5b. if she is just fussing over a mistake you make for example the car drive in your article, we're not perfect and neither is anyone. Tell her that. You make mistakes too and I'm not up your ass. It's not helping. Don't yell, but be firm in an authoritative attitude, this is not helping. Then olive branch given that "only if you claim down". Basically saying, you behave and we can make this lemon into lemonade.

6. If she is outright rude in PUBLIC, or in a group situation, leave her. It is done.

If it is in private, we can address it and fix it. If it is in public, it is an outright attack.

When behaviour is so atrocious, it mandates a stronger response and that is leave.

Or make her leave your place if it is done in private but to the point you can't bear it.

This is if she did something rude, or annoying, and you tried addressing it but she won't concede and continues.

"We can talk when we are both calm again. For now, please leave" as we open the door for her to leave.

Let me know if my understanding is right chase! I still need to calibrate, learning as I go :)

 

 

The item that hasn't been covered yet.

So with that said, if she isn't sulking and not talking (number 3), but she is complaining and crying about being alone or not having that warm (which potentially implies you, but she doesn't explicit say it), how do we handle this situation?

A. Do we pop up and say "Alright, I'm here for you babe" (I cringe at this)

But that sets unrealistic expectations and boyfriend zone. Also, very reactive.

B. Do we address her sadness? (This violates the don't associate yourself as bad emotion but instead turn it to positive).

Since it is something genuinely bothering her, and it somehow connects to you, so I guess it should be addressed?

Or 

C. Suggest solutions to make her happy such as "let's go do something together" Eat icecream or so.

Which is good. I think it is this one. She says she's lonely but doesn't connect it to you. This addresses the issue without associating ourselves to bad emotions and I personally feel like getting an ice cream too.

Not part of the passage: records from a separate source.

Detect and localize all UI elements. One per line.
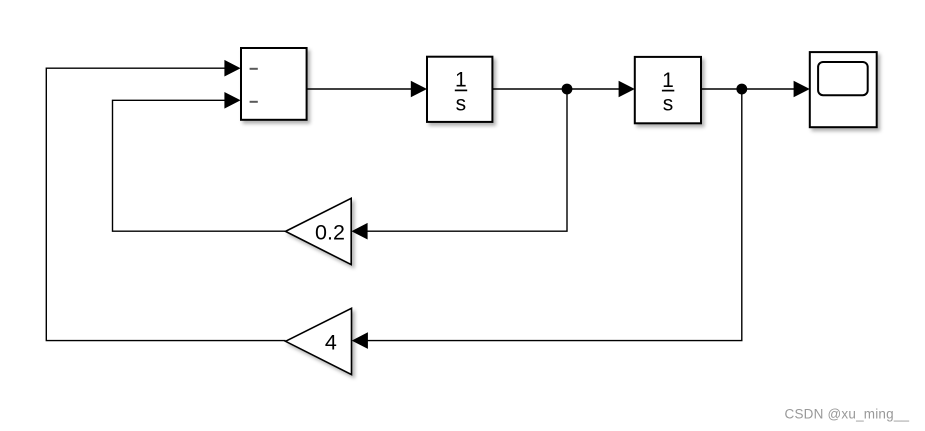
svg-text:0.2: 0.2 (315, 221, 345, 245)
svg-text:4: 4 (325, 330, 337, 354)
svg-text:s: s (456, 92, 467, 115)
svg-text:CSDN @xu_ming__: CSDN @xu_ming__ (785, 406, 910, 421)
svg-text:s: s (663, 93, 674, 116)
svg-text:1: 1 (455, 69, 467, 92)
svg-text:1: 1 (662, 69, 674, 92)
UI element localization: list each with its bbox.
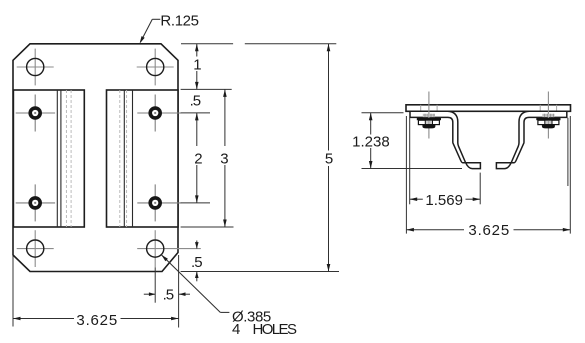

Avoid sex or she'll be like this whenever she's horny... ugh

D. Yes..D. To make it harder for us to juggle, what if she's studying abroad AT THIS MOMENT of unloading her emotions on you.

No physical comfort because you're not there, so how would you handle this then?

Love to hear your thoughts Chase!

Lawliet

SZ's picture

1. Can you say "don't be such a downer/ don't be such a girl" ? Is that good ?

2. Should you say, "you're so cute/adorable!" ? Is it worth it?